Enver abim buyurdular ki;
Bir gün bir arkadaşımızın evine misafirliğe gidilecek, bizi de çağırdılar. Ben de giderken Mübâreklere sordum; Efendim, oraya gitdiğim vakit, ne anlatacağım? Bana bir şeyler söyleseniz, dedim. Mübârekler buyurdular ki; Allah Allah, ya’nî orada siz mi konuşacaksınız? Tabii baltayı taşa vurduğumu anladım ve susdum. Buyurdular ki; Efendim, insanların maddî rızkları olduğu gibi, mânevî rızkları da vardır. O rızk sizden değildir. Allahü teâlâ mânevî rızk olarak onlara ne yazdıysa, onları size hâtırlatır, siz de onları söylerseniz. O, gelenlerin ihtiyacıdır. Yoksa bu, elde kepçe, yemek dağıtmağa benzemez. Şimdi burada bulunan arkadaşların neye ihtiyâcı varsa, cenâb-ı Hak onu bize söyletir.
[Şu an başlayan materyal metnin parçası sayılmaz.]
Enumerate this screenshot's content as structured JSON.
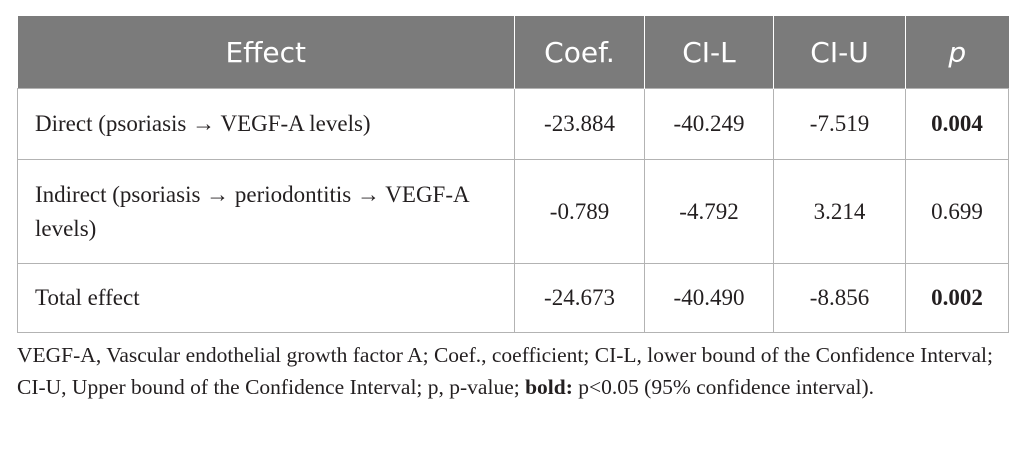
{
  "table": {
    "headers": [
      "Effect",
      "Coef.",
      "CI-L",
      "CI-U",
      "p"
    ],
    "rows": [
      {
        "effect": "Direct (psoriasis → VEGF-A levels)",
        "coef": "-23.884",
        "ci_l": "-40.249",
        "ci_u": "-7.519",
        "p": "0.004",
        "p_bold": true
      },
      {
        "effect": "Indirect (psoriasis → periodontitis → VEGF-A levels)",
        "coef": "-0.789",
        "ci_l": "-4.792",
        "ci_u": "3.214",
        "p": "0.699",
        "p_bold": false
      },
      {
        "effect": "Total effect",
        "coef": "-24.673",
        "ci_l": "-40.490",
        "ci_u": "-8.856",
        "p": "0.002",
        "p_bold": true
      }
    ]
  },
  "footnote": {
    "text_before_bold": "VEGF-A, Vascular endothelial growth factor A; Coef., coefficient; CI-L, lower bound of the Confidence Interval; CI-U, Upper bound of the Confidence Interval; p, p-value; ",
    "bold_text": "bold:",
    "text_after_bold": " p<0.05 (95% confidence interval)."
  },
  "colors": {
    "header_bg": "#7b7b7b",
    "header_text": "#ffffff",
    "border": "#b3b3b3",
    "text": "#231f20"
  }
}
Tabii o dinlerken hepimiz istifâde ederiz.
Dün akşam Mektûbâtı okuyordum, İlmihâl’den mektûbları okuyordum. Orada bir ifâde geçiyor. İmâm-ı Rabbânî hazretleri buyuruyorlar ki: “Siz mahşer azâblarını, kabr azâblarını, âhiret azâblarını dünyâ ile karışdırmayın. Dünyâ azâbları âhiret azâblarının yanında bir hiç kalır. Oradan bir kıvılcım dünyâya gelse bütün dünyâ yanar yok olur”. Bir ara bunu Hocamıza sormuşdum: “Efendim, İmâm-ı Rabbânî hazretleri buyuruyorlar ki; Dünyâ yanar yok olur, bu yok olma nasıl oluyor efendim? Âhiretden bir kıvılcım, ateş gelince, dünyâ yanar yok olur, buyuruyorlar dedim. Hocamız; Efendim, iki-üç milyon derecedeki bu sıcaklıkda bütün atomlar parçalanır. Âhiretin ateşi o kadar şiddetli ki, oradan bir ateş dünyâya geldiği zemân atomlar parçalanıyor. Atomlar parçalanınca enerjiye dönüşüyor, yok oluyor, buyurdular.